Reductions in expenditures involve the basic questions whether they are envisaged for existing outlays or for a reduced rate of growth of future expenditures. The former involves more drastic and quicker measures, while the latter is less painful. Reduction in existing outlays involves forgoing existing comforts and experiencing reduced public services, while a reduced rate of growth affects only expectations. In both cases, expenditure reduction is only one instrument of the package and its linkage with others has to be consistent.17 Adoption of supply economics approaches implies that more attention should be paid to the impact of expenditure reductions on the quality of economic life in general and on industrial and labor productivity through reduced subsidies and income transfers. A thorough program analysis would be required to test the efficacy of ongoing programs. Does the program achieve the goals laid down in the original legislation or in similar specifications? Are the original goals of the program still appropriate and, if not, could they be terminated without unduly disrupting the industry or groups affected by them? Is the total cost of the program commensurate with the benefits achieved? If there had been an increase in the costs, is it due to physical or price factors? What measures can be taken to check their growth?Do some of the more important aspects need to be faced frontally? Greater surveillance is involved of the ways in which expenditure controls are operated, the points at which control is exercised, and the agencies and officials entrusted with the responsibility for exercising them.

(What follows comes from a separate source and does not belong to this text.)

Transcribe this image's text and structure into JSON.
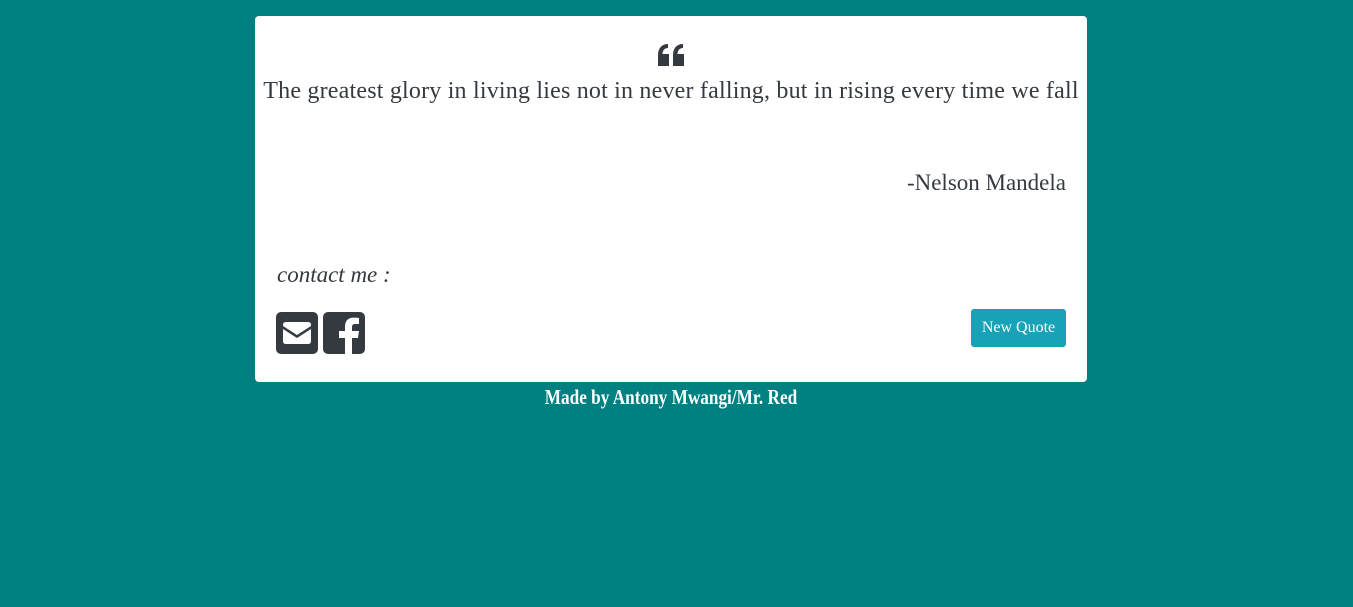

Planning reductions in expenditure implies a heavy leaning against the wind. Spending agencies, clientele groups, and others tend to think that their favorite program should be exempt from reduction.18 In pursuance of their objective, political pressures are applied and campaigns organized. In the process, some programs become “more equal” than others. While in the final analysis political views prevail, at a technical level it is more appropriate that objective criteria be applied. Otherwise, planning expenditure adjustments will degenerate into an ad hoc exercise of controlling what can be controlled and cutting what can be cut rather than what should be cut, and thus will be self-defeating. More important, this exercise adds to public skepticism about the government's seriousness in policymaking.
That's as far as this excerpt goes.